– Сначала – Достоевский. Потом – Евангелие и молитвенный опыт. А богословская литература – уже в семинарские годы.
– Достоевский… – удивленно повторил Павел. – А я думал, что это тупиковый путь.
– В смысле?
– Слишком много грязи и страстей. А о Боге почти ничего – только мельком, краем глаза или на горизонте. А в грязь и страсти попросту суют лицом.
– Вот именно! Ты слышал про апофатическое богословие?
– Богопознание через познание того, что не является Богом.
– Не всякий мой прихожанин столь сведущ.
– В прошлом году я много читал.
– Похвально. Однако вернемся к тому, что Федор Михайлович сунул тебя лицом в страсти и грязь. Самая естественная реакция в данном случае какая? Встать и отряхнуться. Движение прочь от хорошо описанной грязи – это движение в сторону неописуемого Бога. А система координат в произведениях Достоевского истинно православная, так что рефлекторное движение читателя предполагается не в сторону какой-нибудь пустой нирваны, а в сторону всепрощающего Христа.
Священник говорил уверенным, почти лекционным тоном, и Павлу вновь вспомнилось отличническое доказательство теоремы и стук мелка о доску и подумалось, что две трети подопечных отца Димитрия, которых он вырвал из секты и привел в Православие, – это, вероятно, довольно большое количество людей.
– Всепрощающего… – пробормотал Слегин. – А разве Он всех прощает? Разве все обречены на спасение?

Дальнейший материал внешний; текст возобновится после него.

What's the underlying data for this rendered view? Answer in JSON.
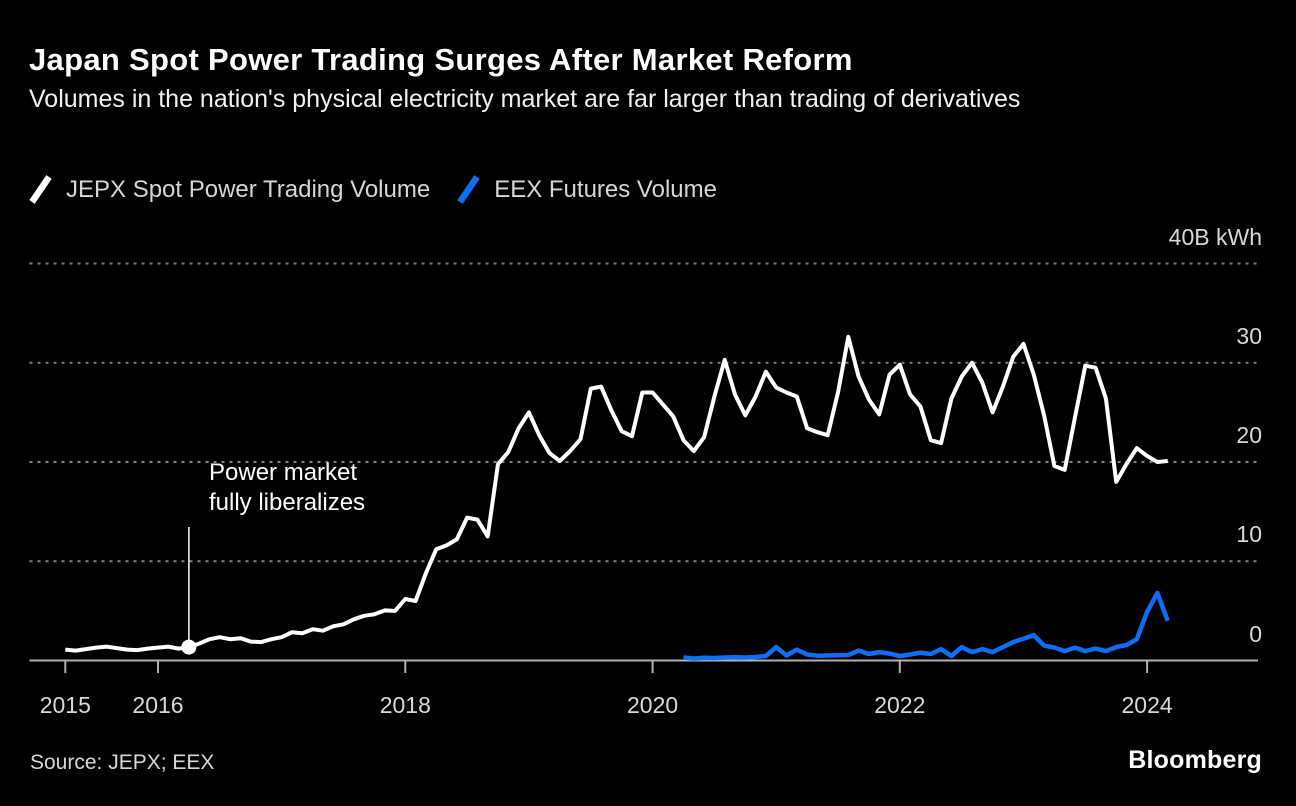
{
  "header": {
    "title": "Japan Spot Power Trading Surges After Market Reform",
    "subtitle": "Volumes in the nation's physical electricity market are far larger than trading of derivatives"
  },
  "legend": {
    "items": [
      {
        "label": "JEPX Spot Power Trading Volume",
        "color": "#ffffff"
      },
      {
        "label": "EEX Futures Volume",
        "color": "#0d6ef8"
      }
    ]
  },
  "annotation": {
    "lines": [
      "Power market",
      "fully liberalizes"
    ],
    "month_index": 12,
    "value": 1.35
  },
  "footer": {
    "source": "Source: JEPX; EEX",
    "logo": "Bloomberg"
  },
  "colors": {
    "background": "#000000",
    "jepx_line": "#ffffff",
    "eex_line": "#0d6ef8",
    "grid": "#808080",
    "axis": "#b0b0b0",
    "tick_label": "#d9d9d9"
  },
  "chart_data": {
    "type": "line",
    "title": "Japan Spot Power Trading Surges After Market Reform",
    "xlabel": "",
    "ylabel": "B kWh",
    "x_start": "2015-04",
    "frequency": "monthly",
    "ylim": [
      0,
      42
    ],
    "grid": "dotted-horizontal",
    "legend_position": "top-left",
    "y_tick_values": [
      0,
      10,
      20,
      30,
      40
    ],
    "y_tick_labels": [
      "0",
      "10",
      "20",
      "30",
      "40B kWh"
    ],
    "x_tick_labels": [
      "2015",
      "2016",
      "2018",
      "2020",
      "2022",
      "2024"
    ],
    "x_tick_month_index": [
      0,
      9,
      33,
      57,
      81,
      105
    ],
    "series": [
      {
        "name": "JEPX Spot Power Trading Volume",
        "color": "#ffffff",
        "start_month_index": 0,
        "values": [
          1.1,
          1.0,
          1.15,
          1.3,
          1.4,
          1.25,
          1.1,
          1.05,
          1.2,
          1.3,
          1.4,
          1.2,
          1.35,
          1.7,
          2.15,
          2.35,
          2.15,
          2.25,
          1.9,
          1.85,
          2.15,
          2.35,
          2.85,
          2.75,
          3.15,
          3.0,
          3.45,
          3.65,
          4.15,
          4.5,
          4.65,
          5.05,
          5.0,
          6.2,
          6.0,
          8.8,
          11.2,
          11.6,
          12.2,
          14.4,
          14.2,
          12.5,
          19.8,
          21.0,
          23.4,
          25.0,
          22.7,
          20.9,
          20.1,
          21.1,
          22.3,
          27.4,
          27.6,
          25.2,
          23.1,
          22.6,
          27.0,
          27.0,
          25.8,
          24.6,
          22.2,
          21.1,
          22.5,
          26.6,
          30.3,
          26.8,
          24.7,
          26.6,
          29.1,
          27.5,
          27.0,
          26.6,
          23.4,
          23.0,
          22.7,
          27.0,
          32.6,
          28.6,
          26.3,
          24.8,
          28.8,
          29.8,
          26.8,
          25.6,
          22.2,
          21.9,
          26.4,
          28.6,
          30.0,
          28.0,
          25.0,
          27.6,
          30.6,
          31.9,
          28.8,
          24.7,
          19.6,
          19.2,
          24.5,
          29.7,
          29.5,
          26.4,
          18.0,
          19.8,
          21.4,
          20.6,
          20.0,
          20.1
        ]
      },
      {
        "name": "EEX Futures Volume",
        "color": "#0d6ef8",
        "start_month_index": 60,
        "values": [
          0.3,
          0.2,
          0.28,
          0.25,
          0.3,
          0.33,
          0.3,
          0.35,
          0.45,
          1.35,
          0.5,
          1.1,
          0.6,
          0.48,
          0.5,
          0.52,
          0.55,
          1.0,
          0.65,
          0.85,
          0.7,
          0.45,
          0.6,
          0.8,
          0.65,
          1.15,
          0.45,
          1.35,
          0.85,
          1.15,
          0.85,
          1.35,
          1.85,
          2.2,
          2.55,
          1.5,
          1.3,
          0.95,
          1.3,
          0.95,
          1.2,
          0.95,
          1.35,
          1.55,
          2.15,
          4.9,
          6.8,
          4.0
        ]
      }
    ],
    "annotations": [
      {
        "label": "Power market fully liberalizes",
        "month_index": 12,
        "value": 1.35,
        "date": "2016-04"
      }
    ]
  }
}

– Срезал, – похвалил батюшка. – Милосердие Бога безгранично, мы с тобой это на себе испытали. Однако простить и спасти Он может только того, кто хочет быть прощенным и спасенным и выполняет указания Врача. Словом, если хочешь бессмертия – принимай лекарство от смерти, то есть причащайся, а перед причастием – кайся в грехах. Это я не тебе, Павел, говорю – это я общо. А кто не желает принимать лекарства, тот умрет, и Врач тут совсем не виноват.
– Кажется, диакон Андрей Кураев такое развернутое сравнение приводил.
– Да и не он один, – заметил отец Димитрий и процитировал: – «Отче Святый, Врачу душ и телес наших…» Забыл, что ли?
– Не забыл, – ответил Павел и улыбнулся.
– Ну, вот и хорошо. Раз не забыл – скоро поправишься. Я завтра часов в восемь приду. Будь готов.
– Всегда готов.
Посмеялись и помолчали.
– А ты сегодня намного лучше выглядишь, чем в прошлый раз, – похвалил священник. – Тогда совсем доходягой был.
– Лучше. Со вчерашнего дня уже сам в столовую хожу.
– Молодец.
– А еще меня вчера на флюорографию возили, в коляске. Флюорографию на первом этаже делают, я бы не дошел.
– Приятно, когда тебя возят?
– Скорее стыдно.
– Очень хорошо, Павел. А результаты уже известны?
– Врач говорит, что организм отреагировал на лекарства и есть улучшения.
– Ну, вот и славно… Павел, мне идти пора. Завтра увидимся.
Священник встал со стула, а больной – с кровати; священник протянул руку, а больной пожал ее.
– До завтра, Павел.
– До завтра, отец Димитрий.
– Это был твой брат? – спросил у Слегина Колобов, когда посетитель ушел.
– По плоти – нет, по вере – да, по духу – скорее отец, нежели брат.
– Не понял, – простодушно констатировал Михаил.
– Завтра утром поймешь, – улыбчиво пояснил Павел.
***
Однако до утра еще нужно было дожить: утру предшествовали вечер и ночь. Вечером Павел самостоятельно сходил на уколы, помолился в пальмовой молельне, глядя куда-то сквозь оконное стекло и заснеженный пустырь, и отправился спать.
В ночном сне ему приснилось позднее зимнее утро, черно-белое кладбище и цветные небо, солнце, купол. Слегин шел в церковь к большому празднику и по собственному умонастроению вдруг понял, что он не Павел, а дядя Паша, и ему стало грустно, как бывает грустно душе, возвращающейся в тело после клинической смерти.